# Power max vs Power Max HD



## Ducky (Sep 30, 2015)

so I'm looking for a 24" machine. I would prefer to have a method of steering. With that said, I just posted about a deluxe 24" or a 300 series Husqvarna. The only way to be fair would be to look at the HD. However they only offer it in a 26" option. I would rather have a smaller unit but I can make it fit. For my driveway am I way over killing this? The 724 toro has such small dorky little tires, no lights and I see this year all Toro uses Loncin engines vs LCT or Briggs. How do we know these motors will be any good? The plastic shoot and control work super fast. But man oh man do they feel cheap. I know they are warranted to last forever but wow. I also posted a question about Ariens and Husqvarna. Give me your thoughts.


----------



## Sparky78 (Aug 23, 2015)

Power max HD if you have the room. That's a little monster from what I can see. I went Husqvarna because of the plastic on the Toro and the hydro transmission. Other than that I think it would be a good machine. But all new engines are concerning. How do we know they will last?


----------



## cbnsoul (Nov 13, 2012)

I read your other post. I have a slightly larger drive than you with a fairly steep slope. I'm probably going to buy the Toro Power Max HD 826 OXE tomorrow. I too would prefer a 24" model but like the weight distribution of the Toro much better than the Ariens models (haven't really looked at the Huskys as we don't have a dealer nearby). I agree that the non HD tires are awfully puny. To go from the 826 to the 826 HD is only a few hundred dollars and the HD is a much beefier machine. I do wish it had the hand warmers present in the models above it, though. Our dealer doesn't stock the 928 but I'd love a 1028 with the bigger engine.  It's $500 more, though, than the 826 HD so hard to justify the cost.


----------



## Sparky78 (Aug 23, 2015)

cbnsoul said:


> I read your other post. I have a slightly larger drive than you with a fairly steep slope. I'm probably going to buy the Toro Power Max HD 826 OXE tomorrow. I too would prefer a 24" model but like the weight distribution of the Toro much better than the Ariens models (haven't really looked at the Huskys as we don't have a dealer nearby). I agree that the non HD tires are awfully puny. To go from the 826 to the 826 HD is only a few hundred dollars and the HD is a much beefier machine. I do wish it had the hand warmers present in the models above it, though. Our dealer doesn't stock the 928 but I'd love a 1028 with the bigger engine. It's $500 more, though, than the 826 HD so hard to justify the cost.

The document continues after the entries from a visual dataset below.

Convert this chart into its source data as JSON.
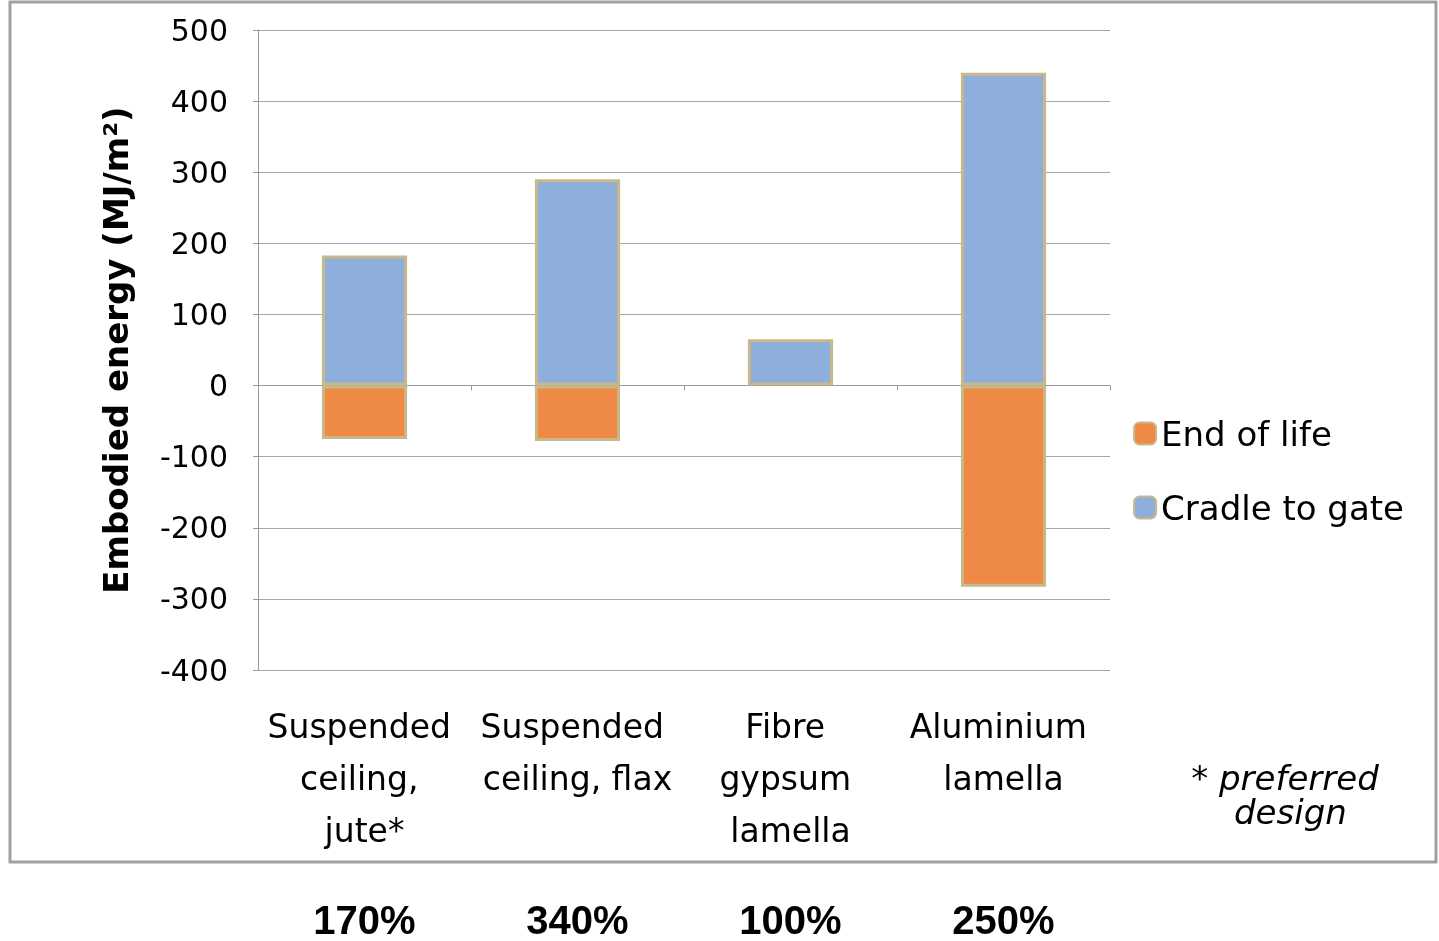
{
  "chart_data": {
    "type": "bar",
    "stacked": true,
    "ylabel": "Embodied energy (MJ/m²)",
    "categories": [
      "Suspended ceiling, jute*",
      "Suspended ceiling, flax",
      "Fibre gypsum lamella",
      "Aluminium lamella"
    ],
    "series": [
      {
        "name": "End of life",
        "color": "#ee8a45",
        "values": [
          -75,
          -78,
          null,
          -283
        ]
      },
      {
        "name": "Cradle to gate",
        "color": "#8eaedb",
        "values": [
          183,
          290,
          65,
          440
        ]
      }
    ],
    "ylim": [
      -400,
      500
    ],
    "yticks": [
      -400,
      -300,
      -200,
      -100,
      0,
      100,
      200,
      300,
      400,
      500
    ],
    "grid": "y",
    "legend": "right",
    "annotations": [
      "170%",
      "340%",
      "100%",
      "250%",
      "* preferred design"
    ]
  }
}
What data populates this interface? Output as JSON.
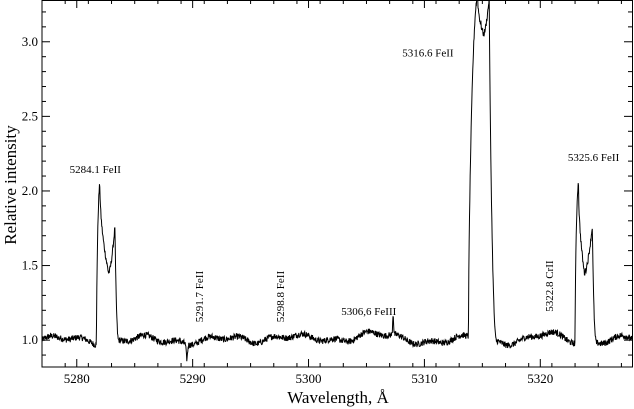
{
  "chart_data": {
    "type": "line",
    "title": "",
    "xlabel": "Wavelength, Å",
    "ylabel": "Relative intensity",
    "xlim": [
      5277,
      5328
    ],
    "ylim": [
      0.82,
      3.28
    ],
    "xticks": [
      5280,
      5290,
      5300,
      5310,
      5320
    ],
    "yticks": [
      1.0,
      1.5,
      2.0,
      2.5,
      3.0
    ],
    "xtick_labels": [
      "5280",
      "5290",
      "5300",
      "5310",
      "5320"
    ],
    "ytick_labels": [
      "1.0",
      "1.5",
      "2.0",
      "2.5",
      "3.0"
    ],
    "grid": false,
    "line_color": "#000000",
    "continuum": 1.0,
    "noise_amplitude": 0.015,
    "features": [
      {
        "type": "double-peak",
        "center": 5282.6,
        "peaks": [
          {
            "x": 5282.0,
            "y": 2.04
          },
          {
            "x": 5283.3,
            "y": 1.77
          }
        ],
        "trough": {
          "x": 5282.75,
          "y": 1.45
        },
        "edges": [
          5281.7,
          5283.6
        ]
      },
      {
        "type": "double-peak",
        "center": 5315.0,
        "peaks": [
          {
            "x": 5314.6,
            "y": 3.3
          },
          {
            "x": 5315.6,
            "y": 3.3
          }
        ],
        "trough": {
          "x": 5315.1,
          "y": 3.05
        },
        "edges": [
          5313.8,
          5316.2
        ]
      },
      {
        "type": "double-peak",
        "center": 5323.8,
        "peaks": [
          {
            "x": 5323.3,
            "y": 2.05
          },
          {
            "x": 5324.5,
            "y": 1.77
          }
        ],
        "trough": {
          "x": 5323.8,
          "y": 1.45
        },
        "edges": [
          5323.0,
          5324.8
        ]
      },
      {
        "type": "spike",
        "x": 5307.3,
        "y": 1.14
      },
      {
        "type": "dip",
        "x": 5289.5,
        "y": 0.9
      }
    ],
    "annotations": [
      {
        "text": "5284.1 FeII",
        "x": 5281.6,
        "y": 2.12,
        "rotate": false
      },
      {
        "text": "5291.7 FeII",
        "x": 5290.9,
        "y": 1.12,
        "rotate": true
      },
      {
        "text": "5298.8 FeII",
        "x": 5297.9,
        "y": 1.12,
        "rotate": true
      },
      {
        "text": "5306,6 FeIII",
        "x": 5305.2,
        "y": 1.17,
        "rotate": false
      },
      {
        "text": "5316.6 FeII",
        "x": 5310.3,
        "y": 2.9,
        "rotate": false
      },
      {
        "text": "5322.8 CrII",
        "x": 5321.1,
        "y": 1.19,
        "rotate": true
      },
      {
        "text": "5325.6 FeII",
        "x": 5324.6,
        "y": 2.2,
        "rotate": false
      }
    ]
  }
}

Cbnsoul, I think the Toro HD should serve you well. I also noticed how much better the weight distribution is over others. Not sure that's good or bad? It could ride up easier on the snow, however when pulling it back or pushing it out of the garage there's nothing to it. I first thought it was just lighter because of all the plastic. It's not, they are all within a few pounds of each other. I can see it being less tiring to run. It was a very very close second to the Husqvarna I purchased. Time will tell if one was better than the other.


----------



## Bryan78 (Jan 10, 2015)

I contemplated the same thing myself, but feel the HD version is the better overall choice. They both have the same engine, but the HD is well, much heavier duty. The weight difference between the 826 non-HD and HD is roughly 70 pounds. Think the 928 is nice, but with it being a 28 and about 20 pounds heavier I would think the difference would be fairly minimal. The 1028 is probably another story, but the price difference is pretty significant. Best of luck to you.


----------



## Ducky (Sep 30, 2015)

So what's anyone know about these new Loncin engines? How do they stack up to LCT?


----------



## Zavie (Sep 23, 2014)

HD all day long! Well OK I do get excited about the Toro HD's. In reality if you are doing a fairly level drive and not a massive area the non-HD will serve you well. I don't have the luxury of a level drive and I'm expected to clean a lot of the backyard for our dogs. So when I was looking to buy even the Toro dealer said I'd want bigger tires than the non-HD. That's one of the reasons I went with my Husqvarna. That and my Husqvarna dealer is outstanding. I know the service guys fairly well at the hardware store that sells Toro's and they have nothing but good things to say about the engines on them. These are the service guys and they give me the straight answers about this stuff.


----------